The Works of the Rev. Jonathan Swift/Volume 12/From Esther Vanhomrigh to Jonathan Swift - 5
FROM MISS VANHOMRIGH.
TELL me sincerely, if you have once wished with earnestness to see me, since I wrote to you: no, so far from that you have not once pitied me, though I told you how I was distressed. Solitude is insupportable to a mind which is not easy. I have worn out my days in sighing, and my nights with watching, and thinking of —— who thinks not of me. How many letters shall I send you before I receive an answer? Can you deny me, in my misery, the only comfort which I can expect at present? O! that I could hope to see you here, or that I could go to you. I was born with violent passions, which terminate all in one, that unexpressible passion I have for you.

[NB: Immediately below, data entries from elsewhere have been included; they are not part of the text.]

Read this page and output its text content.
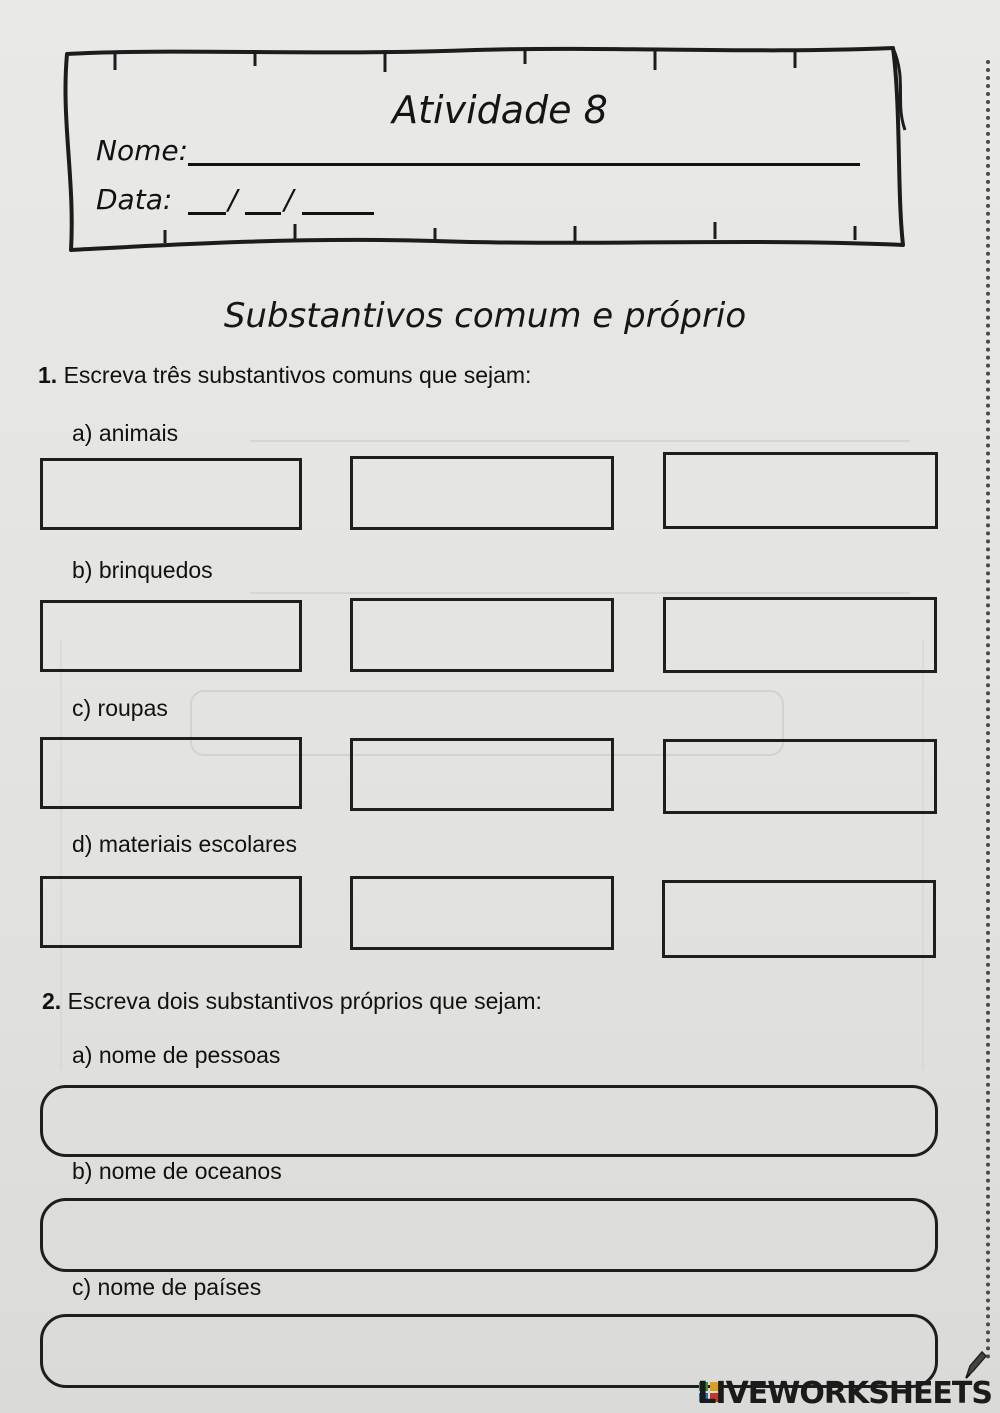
Atividade 8
Nome:
Data: / /
Substantivos comum e próprio
1. Escreva três substantivos comuns que sejam:
a) animais
b) brinquedos
c) roupas
d) materiais escolares
2. Escreva dois substantivos próprios que sejam:
a) nome de pessoas
b) nome de oceanos
c) nome de países
LIVEWORKSHEETS
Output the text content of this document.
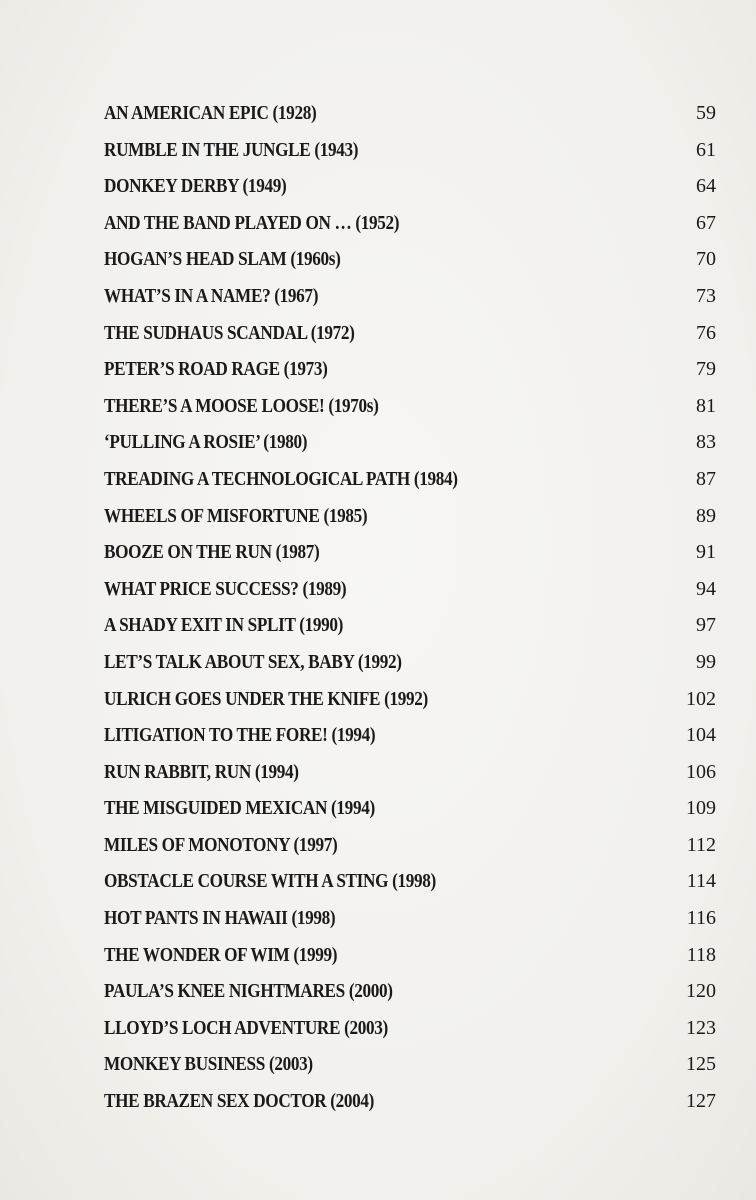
AN AMERICAN EPIC (1928)	59
RUMBLE IN THE JUNGLE (1943)	61
DONKEY DERBY (1949)	64
AND THE BAND PLAYED ON … (1952)	67
HOGAN’S HEAD SLAM (1960s)	70
WHAT’S IN A NAME? (1967)	73
THE SUDHAUS SCANDAL (1972)	76
PETER’S ROAD RAGE (1973)	79
THERE’S A MOOSE LOOSE! (1970s)	81
‘PULLING A ROSIE’ (1980)	83
TREADING A TECHNOLOGICAL PATH (1984)	87
WHEELS OF MISFORTUNE (1985)	89
BOOZE ON THE RUN (1987)	91
WHAT PRICE SUCCESS? (1989)	94
A SHADY EXIT IN SPLIT (1990)	97
LET’S TALK ABOUT SEX, BABY (1992)	99
ULRICH GOES UNDER THE KNIFE (1992)	102
LITIGATION TO THE FORE! (1994)	104
RUN RABBIT, RUN (1994)	106
THE MISGUIDED MEXICAN (1994)	109
MILES OF MONOTONY (1997)	112
OBSTACLE COURSE WITH A STING (1998)	114
HOT PANTS IN HAWAII (1998)	116
THE WONDER OF WIM (1999)	118
PAULA’S KNEE NIGHTMARES (2000)	120
LLOYD’S LOCH ADVENTURE (2003)	123
MONKEY BUSINESS (2003)	125
THE BRAZEN SEX DOCTOR (2004)	127
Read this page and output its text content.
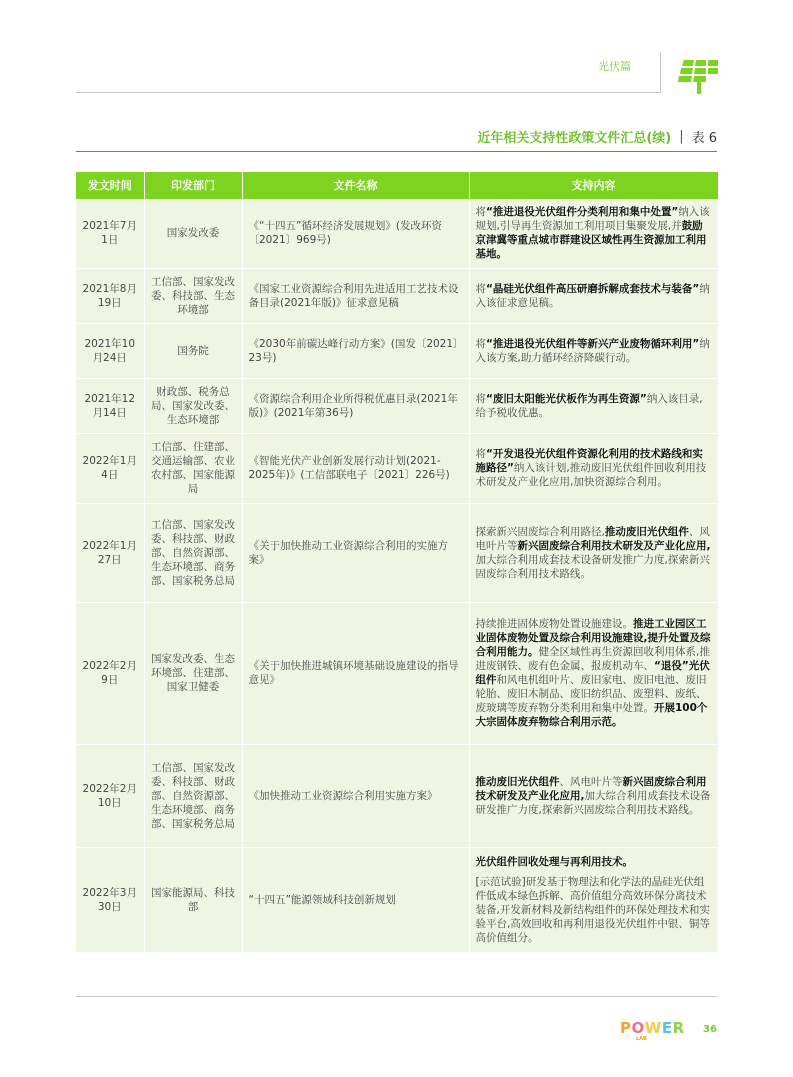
光伏篇
近年相关支持性政策文件汇总(续) | 表 6
发文时间	印发部门	文件名称	支持内容
2021年7月1日	国家发改委	《“十四五”循环经济发展规划》(发改环资〔2021〕969号)	将“推进退役光伏组件分类利用和集中处置”纳入该规划,引导再生资源加工利用项目集聚发展,并鼓励京津冀等重点城市群建设区域性再生资源加工利用基地。
2021年8月19日	工信部、国家发改委、科技部、生态环境部	《国家工业资源综合利用先进适用工艺技术设备目录(2021年版)》征求意见稿	将“晶硅光伏组件高压研磨拆解成套技术与装备”纳入该征求意见稿。
2021年10月24日	国务院	《2030年前碳达峰行动方案》(国发〔2021〕23号)	将“推进退役光伏组件等新兴产业废物循环利用”纳入该方案,助力循环经济降碳行动。
2021年12月14日	财政部、税务总局、国家发改委、生态环境部	《资源综合利用企业所得税优惠目录(2021年版)》(2021年第36号)	将“废旧太阳能光伏板作为再生资源”纳入该目录,给予税收优惠。
2022年1月4日	工信部、住建部、交通运输部、农业农村部、国家能源局	《智能光伏产业创新发展行动计划(2021-2025年)》(工信部联电子〔2021〕226号)	将“开发退役光伏组件资源化利用的技术路线和实施路径”纳入该计划,推动废旧光伏组件回收利用技术研发及产业化应用,加快资源综合利用。
2022年1月27日	工信部、国家发改委、科技部、财政部、自然资源部、生态环境部、商务部、国家税务总局	《关于加快推动工业资源综合利用的实施方案》	探索新兴固废综合利用路径,推动废旧光伏组件、风电叶片等新兴固废综合利用技术研发及产业化应用,加大综合利用成套技术设备研发推广力度,探索新兴固废综合利用技术路线。
2022年2月9日	国家发改委、生态环境部、住建部、国家卫健委	《关于加快推进城镇环境基础设施建设的指导意见》	持续推进固体废物处置设施建设。推进工业园区工业固体废物处置及综合利用设施建设,提升处置及综合利用能力。健全区域性再生资源回收利用体系,推进废钢铁、废有色金属、报废机动车、“退役”光伏组件和风电机组叶片、废旧家电、废旧电池、废旧轮胎、废旧木制品、废旧纺织品、废塑料、废纸、废玻璃等废弃物分类利用和集中处置。开展100个大宗固体废弃物综合利用示范。
2022年2月10日	工信部、国家发改委、科技部、财政部、自然资源部、生态环境部、商务部、国家税务总局	《加快推动工业资源综合利用实施方案》	推动废旧光伏组件、风电叶片等新兴固废综合利用技术研发及产业化应用,加大综合利用成套技术设备研发推广力度,探索新兴固废综合利用技术路线。
2022年3月30日	国家能源局、科技部	“十四五”能源领域科技创新规划	光伏组件回收处理与再利用技术。
[示范试验]研发基于物理法和化学法的晶硅光伏组件低成本绿色拆解、高价值组分高效环保分离技术装备,开发新材料及新结构组件的环保处理技术和实验平台,高效回收和再利用退役光伏组件中银、铜等高价值组分。
POWER
LAB
36
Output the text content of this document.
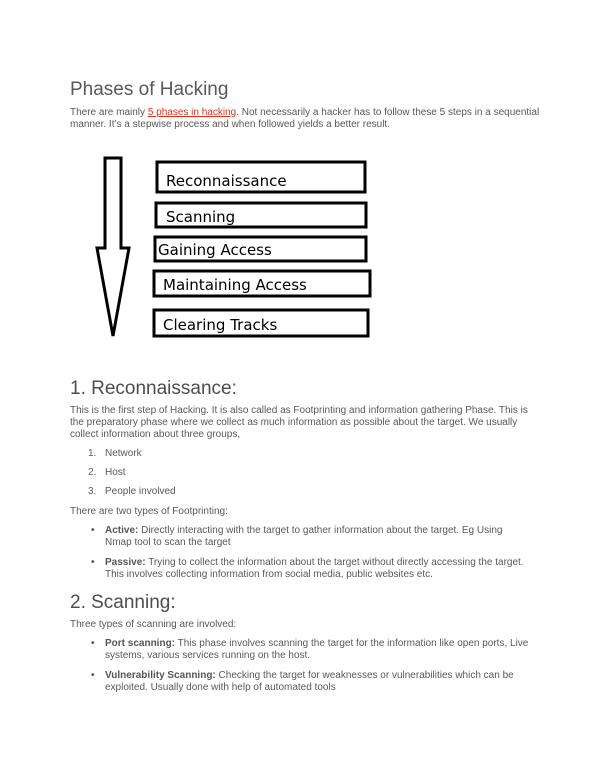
Phases of Hacking

There are mainly 5 phases in hacking. Not necessarily a hacker has to follow these 5 steps in a sequential manner. It’s a stepwise process and when followed yields a better result.

Reconnaissance
Scanning
Gaining Access
Maintaining Access
Clearing Tracks
1. Reconnaissance:

This is the first step of Hacking. It is also called as Footprinting and information gathering Phase. This is the preparatory phase where we collect as much information as possible about the target. We usually collect information about three groups,

1. Network
2. Host
3. People involved

There are two types of Footprinting:

• Active: Directly interacting with the target to gather information about the target. Eg Using Nmap tool to scan the target
• Passive: Trying to collect the information about the target without directly accessing the target. This involves collecting information from social media, public websites etc.
2. Scanning:

Three types of scanning are involved:

• Port scanning: This phase involves scanning the target for the information like open ports, Live systems, various services running on the host.
• Vulnerability Scanning: Checking the target for weaknesses or vulnerabilities which can be exploited. Usually done with help of automated tools
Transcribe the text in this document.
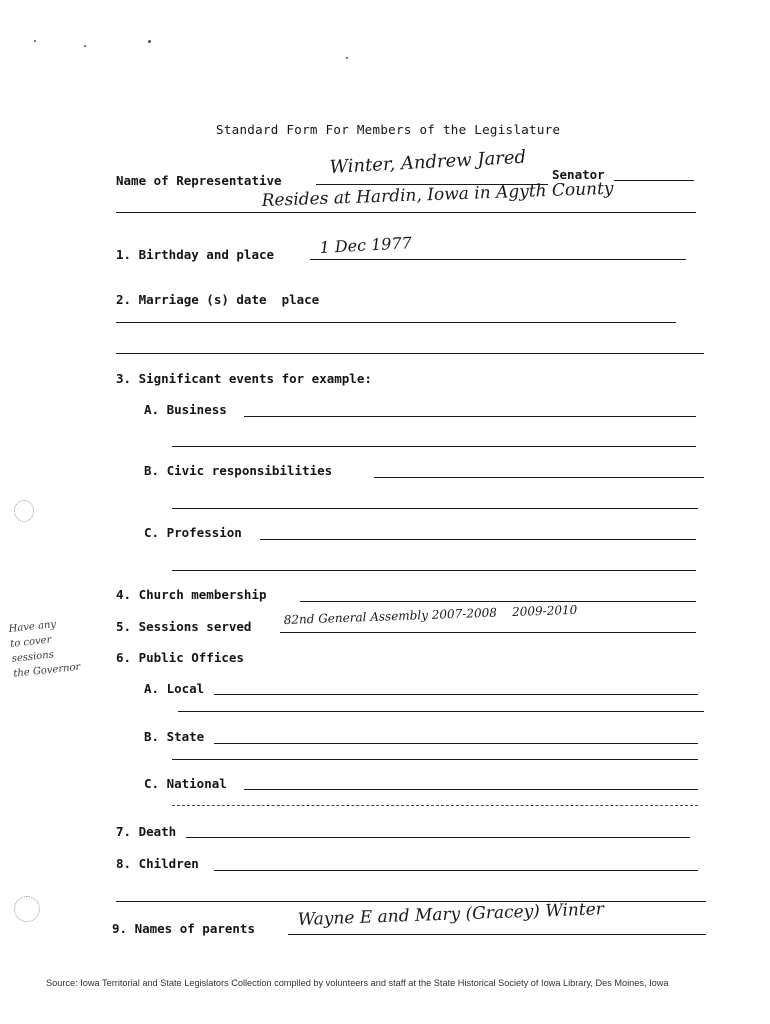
Standard Form For Members of the Legislature
Name of Representative
Winter, Andrew Jared Senator
Resides at Hardin, Iowa in Agyth County
1. Birthday and place	1 Dec 1977
2. Marriage (s) date  place
3. Significant events for example:
A. Business
B. Civic responsibilities
C. Profession
4. Church membership
5. Sessions served	82nd General Assembly 2007-2008    2009-2010
Have any
to cover
sessions
the Governor
6. Public Offices
A. Local
B. State
C. National
7. Death
8. Children
9. Names of parents Wayne E and Mary (Gracey) Winter
Source: Iowa Territorial and State Legislators Collection compiled by volunteers and staff at the State Historical Society of Iowa Library, Des Moines, Iowa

Consider the killing emotions which I feel from your neglect of me; and show some tenderness for me, or I shall lose my senses. Sure you cannot possibly be so much taken up, but you might command a moment to write to me, and force your inclinations to so great a charity. I firmly believe, if I could know your thoughts (which no human creature is capable of guessing at, because never any one living thought like you) I should find you had often in a rage, wished me religious, hoping then I should have paid my devotions to Heaven: but that would not spare you; for were I an enthusiast, still you would be the deity I should worship. What marks are there of a deity, but what you are to be known by? You are present every where: your dear image is always before my eyes. Sometimes you strike me with that prodigious awe I tremble with fear: at other times a charming compassion shines through your countenance, which revives my soul. Is it not more reasonable to adore a radiant form one has seen, than one only described?